Former Congressman Beto O’Rourke (D-Texas) claimed the true founding of the United States was not in July of 1776, but in 1619 when the first slaves were sent to the colonies.
During the third round of presidential primary debates on ABC Thursday night, O’Rourke was asked about how he is the “most qualified” candidate to address racial division in the United States, given that he is a white male from a wealthy family.
O’Rourke responded by discussing America’s founding, specifically pointing to August 20, 1619, when the first shipment of slaves arrived in the U.S. The year 1619 has been the focus of a recent series by The New York Times about racism in the U.S.
Clearly a fan of the project, O’Rouke used the debate stage to explain why he believes 1619 is the true founding of the United States, noting that racism is “foundational” in the United States.
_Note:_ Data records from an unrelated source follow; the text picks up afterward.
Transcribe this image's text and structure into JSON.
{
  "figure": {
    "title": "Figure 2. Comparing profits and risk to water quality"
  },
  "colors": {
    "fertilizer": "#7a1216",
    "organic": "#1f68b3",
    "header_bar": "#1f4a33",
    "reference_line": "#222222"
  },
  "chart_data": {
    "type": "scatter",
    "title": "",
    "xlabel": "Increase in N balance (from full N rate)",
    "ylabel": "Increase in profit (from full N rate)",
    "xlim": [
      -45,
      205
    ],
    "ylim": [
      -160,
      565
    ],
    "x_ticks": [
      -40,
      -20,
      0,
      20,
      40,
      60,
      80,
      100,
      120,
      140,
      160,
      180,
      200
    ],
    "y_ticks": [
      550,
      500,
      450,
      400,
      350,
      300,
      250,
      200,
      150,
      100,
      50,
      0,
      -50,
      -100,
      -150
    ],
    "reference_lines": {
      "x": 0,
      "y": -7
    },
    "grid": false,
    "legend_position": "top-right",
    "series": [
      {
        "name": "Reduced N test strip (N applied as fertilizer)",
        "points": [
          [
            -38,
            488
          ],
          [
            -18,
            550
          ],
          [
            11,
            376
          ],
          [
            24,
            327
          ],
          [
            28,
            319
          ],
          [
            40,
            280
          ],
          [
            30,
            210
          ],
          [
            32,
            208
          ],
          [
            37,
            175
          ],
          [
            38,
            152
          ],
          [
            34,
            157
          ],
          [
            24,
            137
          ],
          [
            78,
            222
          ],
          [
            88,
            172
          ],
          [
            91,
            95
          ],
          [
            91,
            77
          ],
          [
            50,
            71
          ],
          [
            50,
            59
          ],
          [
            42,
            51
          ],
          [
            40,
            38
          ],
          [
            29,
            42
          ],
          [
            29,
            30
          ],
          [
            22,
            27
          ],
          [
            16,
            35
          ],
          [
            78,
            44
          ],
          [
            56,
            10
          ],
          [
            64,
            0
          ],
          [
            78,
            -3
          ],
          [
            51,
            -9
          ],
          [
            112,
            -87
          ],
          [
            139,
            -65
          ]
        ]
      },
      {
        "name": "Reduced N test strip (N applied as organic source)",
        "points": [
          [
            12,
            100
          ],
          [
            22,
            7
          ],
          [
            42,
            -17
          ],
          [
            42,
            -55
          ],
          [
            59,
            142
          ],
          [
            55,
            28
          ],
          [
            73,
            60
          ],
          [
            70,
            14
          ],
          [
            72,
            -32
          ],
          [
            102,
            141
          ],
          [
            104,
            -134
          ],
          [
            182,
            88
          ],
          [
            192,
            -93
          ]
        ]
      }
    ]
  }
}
Watch O’Rourke’s comments:
“Racism in America is endemic. It is foundational. We can mark the creation of this country not at the fourth of July, 1776, but August 20, 1619, when the first kidnapped African was brought to this country against his will, and in bondage as a slave, and built the greatness and the success and the wealth that neither he nor his descendants would be able to fully participate in and enjoy. We have to be able to answer this challenge, and it is found in our education system, where in Texas, a 5-year-old child in kindergarten is five times as likely to be disciplined or suspended or expelled based on the color of their skin. In our health care system, where there’s a maternal mortality crisis, three times as deadly for women of color, or the fact that there’s ten times the wealth in white America than there is in black America.”
O’Rouke claimed that he would support Rep. Sheila Jackon Lee‘s (D-Texas) bill to further study the idea of paying back Black Americans for slavery, commonly known as reparations.
The former congressman is not the only 2020 candidate to propose reparations. As IJR previously reported, Marianne Williamson also proposed spending $500 billion on reparations to the black community to repay for slavery and discrimination that followed in the Jim Crow era.